Kate DiCamillo’s Raymie Nightingale is Filled with Heart, Humor, and Heroics

Raymie Nightingale

We read for lots of reasons. We read to laugh, to cope with life, to learn, to be inspired; even to be frightened. Some books fall into our hands, are read and enjoyed, but then put away. They’re like literary treats—sweet, delightful, but fleeting in our memories.

And then there are the other books. The ones that remain in our minds and on our hearts long after we turn the final page.

Raymie Nightingale is that kind of book. Written by two-time Newbery Medalist, and former Ambassador for Young People’s Literature Kate DiCamillo, this book is a gem. Get your hands on it now, because people are going to be talking, and you’re going to want to be in on the conversation.

It’s the summer of 1975, June 5th, to be exact, and Raymie Clarke has a plan. Two days earlier, her father ran off with a dental hygienist. Just like that, he goes from local businessman to local disgrace. Even worse, he leaves Raymie fatherless. A tragedy, her mother says. Which is why Raymie has a plan. She’s going to learn to twirl the baton, taking lessons from the famous Ida Nee, and then she’s going to win the Little Miss Central Florida Tire contest. Her father will see her picture in the paper and return home immediately to be with his now-famous daughter.

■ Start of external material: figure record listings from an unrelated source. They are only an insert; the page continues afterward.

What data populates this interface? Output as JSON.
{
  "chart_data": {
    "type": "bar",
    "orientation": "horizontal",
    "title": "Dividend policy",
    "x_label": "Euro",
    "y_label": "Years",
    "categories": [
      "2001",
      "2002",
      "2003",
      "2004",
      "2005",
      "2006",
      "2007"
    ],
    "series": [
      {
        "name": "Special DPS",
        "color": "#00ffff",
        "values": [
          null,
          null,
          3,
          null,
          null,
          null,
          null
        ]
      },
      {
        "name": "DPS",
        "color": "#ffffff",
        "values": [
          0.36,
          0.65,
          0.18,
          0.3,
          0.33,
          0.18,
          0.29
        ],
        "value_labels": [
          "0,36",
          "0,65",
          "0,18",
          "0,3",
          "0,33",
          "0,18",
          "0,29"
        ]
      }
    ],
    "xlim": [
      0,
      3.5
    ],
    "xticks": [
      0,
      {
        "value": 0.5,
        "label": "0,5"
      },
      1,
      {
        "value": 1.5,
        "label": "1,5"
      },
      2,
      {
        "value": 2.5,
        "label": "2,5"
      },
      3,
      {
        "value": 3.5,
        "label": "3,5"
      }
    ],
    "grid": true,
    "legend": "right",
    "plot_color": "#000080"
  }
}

Except at her very first baton lesson, she meets two other contest contestants. Louisiana Elefante, orphaned daughter of show business parents, who is prone to fainting and has swampy lungs. And tough-as-nails Beverly Tapinski, whose father, she reminds everybody, is a cop. Beverly has no time for foolishness such as baton-twirling, yet she plans to enter the contest, too, if only to sabotage the whole thing. Then there’s Ida Nee herself, who is a less-than-dependable instructor, prone to fits of temper and disappearing acts. Suddenly, things are not so simple. Without an instructor, Raymie can’t learn to twirl the baton. Without learning how to twirl the baton, she won’t ever get her picture in the paper. And without getting her picture in the paper, her father will never come home.

And yet, this story is not about a contest, a missing father, or even baton-twirling. This story is about three girls—dubbed “The Three Rancheros” by Louisiana—and the deep hurts they all carry. Their stories unfold quickly, and yet also with a lazy, hazy summer feel. Despite being as different as they could possibly be, Raymie, Louisiana, and Beverly forge a unique friendship out of shared heartache, secrets, and a rescue mission. DiCamillo delves into painful truths, while also reliving childhood memories of bike rides, summer heat, and life in a small-town community. If ever there was a story about growing up, this is it.

But back to that baton-twirling. Does Raymie ever learn? Does she win the pagaent? Does her father come home?

I can’t tell you. That would be cheating. But I will tell you that the journey to those answers is the most perfect tale, and that you will be thinking about The Three Rancheros long after you’ve finished reading their story.

Raymie Nightingale is available for pre-order now, and will be in stores April 12.